It is a tendency among teachers to correct students' mistakes directly.
For example, when a student says, My father goed to the office, the teacher blames the student.
Since it is a sign of learning and the student has learnt to use the morpheme ed but he did not know that go is an irregular verb. The teacher might say, "You are correct. Your father went to the office."
I think it is motherese, which is the talk between a mother and her child when it is acquiring its mother tongue in an informal and caring way.
My question is:
Is indirect negative evidence better than direct negative evidence?
Direct negative evidence means saying that something is wrong directly to the child by the teacher.
In my question, My father goed to the office the teacher did not say that the student was wrong directly but corrected indirectly by uttering the correct word went.

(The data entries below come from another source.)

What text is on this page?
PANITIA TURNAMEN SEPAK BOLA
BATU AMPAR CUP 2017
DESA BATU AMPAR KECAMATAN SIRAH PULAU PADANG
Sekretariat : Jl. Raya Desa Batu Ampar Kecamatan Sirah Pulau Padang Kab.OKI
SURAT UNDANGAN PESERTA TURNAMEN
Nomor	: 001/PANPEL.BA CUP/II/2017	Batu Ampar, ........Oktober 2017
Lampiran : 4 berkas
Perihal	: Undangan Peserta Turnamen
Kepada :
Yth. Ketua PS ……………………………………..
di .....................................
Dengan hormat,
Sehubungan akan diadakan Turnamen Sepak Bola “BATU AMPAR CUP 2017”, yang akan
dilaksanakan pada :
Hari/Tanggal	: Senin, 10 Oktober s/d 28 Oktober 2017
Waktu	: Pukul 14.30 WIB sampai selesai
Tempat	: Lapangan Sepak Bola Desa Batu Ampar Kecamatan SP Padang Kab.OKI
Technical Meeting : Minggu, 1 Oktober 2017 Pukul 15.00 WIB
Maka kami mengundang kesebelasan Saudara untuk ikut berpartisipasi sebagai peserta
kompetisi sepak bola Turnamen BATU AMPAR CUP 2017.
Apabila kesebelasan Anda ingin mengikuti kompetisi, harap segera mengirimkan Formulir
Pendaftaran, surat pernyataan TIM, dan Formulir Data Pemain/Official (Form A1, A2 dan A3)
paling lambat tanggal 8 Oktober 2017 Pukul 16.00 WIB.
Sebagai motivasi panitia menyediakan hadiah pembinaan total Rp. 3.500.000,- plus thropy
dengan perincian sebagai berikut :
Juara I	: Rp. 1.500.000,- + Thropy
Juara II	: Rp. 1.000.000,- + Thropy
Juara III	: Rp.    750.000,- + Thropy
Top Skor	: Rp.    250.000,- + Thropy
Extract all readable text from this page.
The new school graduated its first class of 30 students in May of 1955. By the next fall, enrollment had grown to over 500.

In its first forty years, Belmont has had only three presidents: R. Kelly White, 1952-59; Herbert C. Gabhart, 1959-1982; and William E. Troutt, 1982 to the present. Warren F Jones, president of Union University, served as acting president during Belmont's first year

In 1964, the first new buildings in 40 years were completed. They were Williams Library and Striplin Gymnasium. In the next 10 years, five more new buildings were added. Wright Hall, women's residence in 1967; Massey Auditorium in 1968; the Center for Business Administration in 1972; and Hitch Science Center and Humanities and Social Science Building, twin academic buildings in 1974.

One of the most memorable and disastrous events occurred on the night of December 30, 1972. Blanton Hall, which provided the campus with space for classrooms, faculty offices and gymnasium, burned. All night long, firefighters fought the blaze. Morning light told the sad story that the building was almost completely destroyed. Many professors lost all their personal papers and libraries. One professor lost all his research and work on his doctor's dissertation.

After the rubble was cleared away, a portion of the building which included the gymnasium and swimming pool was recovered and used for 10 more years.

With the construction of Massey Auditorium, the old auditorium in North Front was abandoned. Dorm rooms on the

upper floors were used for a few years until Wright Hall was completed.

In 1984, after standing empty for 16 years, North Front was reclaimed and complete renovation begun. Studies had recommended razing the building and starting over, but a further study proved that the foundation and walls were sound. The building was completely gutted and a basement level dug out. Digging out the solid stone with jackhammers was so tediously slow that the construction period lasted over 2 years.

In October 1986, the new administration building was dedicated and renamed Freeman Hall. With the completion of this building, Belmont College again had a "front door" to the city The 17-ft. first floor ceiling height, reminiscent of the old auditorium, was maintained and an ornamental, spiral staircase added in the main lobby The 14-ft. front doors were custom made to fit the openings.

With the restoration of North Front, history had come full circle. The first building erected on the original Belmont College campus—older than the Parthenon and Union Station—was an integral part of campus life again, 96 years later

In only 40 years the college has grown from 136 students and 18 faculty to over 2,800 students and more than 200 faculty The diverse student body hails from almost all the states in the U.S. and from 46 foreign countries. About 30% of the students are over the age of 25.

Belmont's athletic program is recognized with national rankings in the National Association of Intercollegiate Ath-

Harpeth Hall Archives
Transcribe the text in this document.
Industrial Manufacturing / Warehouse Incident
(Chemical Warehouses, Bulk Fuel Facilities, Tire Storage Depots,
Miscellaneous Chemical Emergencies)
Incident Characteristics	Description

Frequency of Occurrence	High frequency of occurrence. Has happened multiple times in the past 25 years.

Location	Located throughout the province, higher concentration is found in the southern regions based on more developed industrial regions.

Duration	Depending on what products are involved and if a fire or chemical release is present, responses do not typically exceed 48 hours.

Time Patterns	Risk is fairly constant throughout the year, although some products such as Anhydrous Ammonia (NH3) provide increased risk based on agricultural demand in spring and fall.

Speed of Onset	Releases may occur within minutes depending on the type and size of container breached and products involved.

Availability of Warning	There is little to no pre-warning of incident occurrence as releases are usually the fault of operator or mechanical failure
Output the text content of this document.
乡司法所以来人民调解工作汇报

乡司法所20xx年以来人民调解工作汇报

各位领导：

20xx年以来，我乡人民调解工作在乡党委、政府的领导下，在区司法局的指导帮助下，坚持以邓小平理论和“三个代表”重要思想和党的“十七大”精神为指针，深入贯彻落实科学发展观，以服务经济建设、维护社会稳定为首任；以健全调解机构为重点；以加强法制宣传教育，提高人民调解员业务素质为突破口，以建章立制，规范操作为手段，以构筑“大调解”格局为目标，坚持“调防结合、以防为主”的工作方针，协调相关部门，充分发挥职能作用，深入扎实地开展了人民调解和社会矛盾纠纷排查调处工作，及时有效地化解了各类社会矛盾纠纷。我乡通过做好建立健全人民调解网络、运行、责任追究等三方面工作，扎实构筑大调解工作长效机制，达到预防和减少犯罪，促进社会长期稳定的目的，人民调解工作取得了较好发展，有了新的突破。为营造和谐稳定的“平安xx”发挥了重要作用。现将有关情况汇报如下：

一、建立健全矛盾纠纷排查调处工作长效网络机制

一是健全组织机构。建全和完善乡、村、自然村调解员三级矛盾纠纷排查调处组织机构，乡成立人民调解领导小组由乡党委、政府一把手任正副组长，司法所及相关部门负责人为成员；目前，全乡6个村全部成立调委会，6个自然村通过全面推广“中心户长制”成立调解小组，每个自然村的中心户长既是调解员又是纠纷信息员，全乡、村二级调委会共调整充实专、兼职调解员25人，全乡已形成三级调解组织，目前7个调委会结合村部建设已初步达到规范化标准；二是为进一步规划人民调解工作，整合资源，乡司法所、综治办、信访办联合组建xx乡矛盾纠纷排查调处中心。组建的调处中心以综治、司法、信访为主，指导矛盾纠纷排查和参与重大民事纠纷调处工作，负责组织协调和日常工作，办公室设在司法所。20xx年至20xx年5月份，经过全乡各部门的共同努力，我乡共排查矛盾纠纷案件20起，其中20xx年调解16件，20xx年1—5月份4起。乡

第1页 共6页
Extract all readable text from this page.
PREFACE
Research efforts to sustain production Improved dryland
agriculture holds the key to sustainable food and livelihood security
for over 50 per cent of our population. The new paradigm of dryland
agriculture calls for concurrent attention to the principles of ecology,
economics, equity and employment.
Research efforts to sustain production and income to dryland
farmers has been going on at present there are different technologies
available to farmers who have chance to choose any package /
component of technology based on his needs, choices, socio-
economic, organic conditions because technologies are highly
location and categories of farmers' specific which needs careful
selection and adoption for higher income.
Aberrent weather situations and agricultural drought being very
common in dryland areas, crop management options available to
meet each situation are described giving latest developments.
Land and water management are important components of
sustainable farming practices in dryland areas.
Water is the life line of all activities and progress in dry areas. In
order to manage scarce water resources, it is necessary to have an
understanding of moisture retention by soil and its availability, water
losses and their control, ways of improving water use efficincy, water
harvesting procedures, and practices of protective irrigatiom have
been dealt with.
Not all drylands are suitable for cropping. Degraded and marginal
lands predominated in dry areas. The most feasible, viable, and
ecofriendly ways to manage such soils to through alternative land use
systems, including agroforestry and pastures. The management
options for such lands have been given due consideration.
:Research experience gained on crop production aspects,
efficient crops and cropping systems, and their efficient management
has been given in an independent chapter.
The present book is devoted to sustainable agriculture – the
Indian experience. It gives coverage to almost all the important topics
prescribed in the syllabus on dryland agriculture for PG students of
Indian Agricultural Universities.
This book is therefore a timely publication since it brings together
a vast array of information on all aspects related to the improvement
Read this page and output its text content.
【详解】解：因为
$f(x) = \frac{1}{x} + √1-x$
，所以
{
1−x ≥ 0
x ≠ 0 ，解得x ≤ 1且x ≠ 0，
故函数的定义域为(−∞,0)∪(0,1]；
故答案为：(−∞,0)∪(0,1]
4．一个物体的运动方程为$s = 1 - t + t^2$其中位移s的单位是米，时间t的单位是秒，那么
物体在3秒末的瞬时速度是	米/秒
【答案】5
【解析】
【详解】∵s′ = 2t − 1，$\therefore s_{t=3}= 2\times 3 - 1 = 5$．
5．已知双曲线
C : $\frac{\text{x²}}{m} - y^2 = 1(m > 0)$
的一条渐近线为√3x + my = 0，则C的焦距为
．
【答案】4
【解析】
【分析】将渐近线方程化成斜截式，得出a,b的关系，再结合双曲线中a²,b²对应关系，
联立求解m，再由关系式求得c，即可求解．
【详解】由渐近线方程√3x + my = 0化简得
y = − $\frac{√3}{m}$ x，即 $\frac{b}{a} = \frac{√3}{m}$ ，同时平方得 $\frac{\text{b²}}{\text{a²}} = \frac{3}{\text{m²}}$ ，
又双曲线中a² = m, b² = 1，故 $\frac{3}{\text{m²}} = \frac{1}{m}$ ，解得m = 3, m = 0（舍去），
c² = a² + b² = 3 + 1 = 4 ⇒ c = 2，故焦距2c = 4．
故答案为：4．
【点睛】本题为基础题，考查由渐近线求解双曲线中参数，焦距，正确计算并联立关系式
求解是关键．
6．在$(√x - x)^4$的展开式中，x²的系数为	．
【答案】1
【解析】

Even in native English speaking countries the child utters goed instead of went it was acquiring the language. So it is natural for nonnative speakers to make the same mistake. It happens with regard to irregular verbs even in native English speaking countries.
What usually happens in the class is teacher says to the student that goed is wrong. It should be corrected as went. And even says you are coining new words and so on.
Some linguists say that direct negative evidence does not help in the correction of grammatical mistakes by the learners.
In motherse the mother does not correct the child.
For example if the child says "It is a crow" instead of a cuckoo, the mother says cuckoo but does not say that it is not a crow but it is a cuckoo.
Linguists say that if the instruction is like motherse and indirect, negative evidence language acquisition takes place naturally.
I think it is possible and preferrable to use indirect negative in the language class room.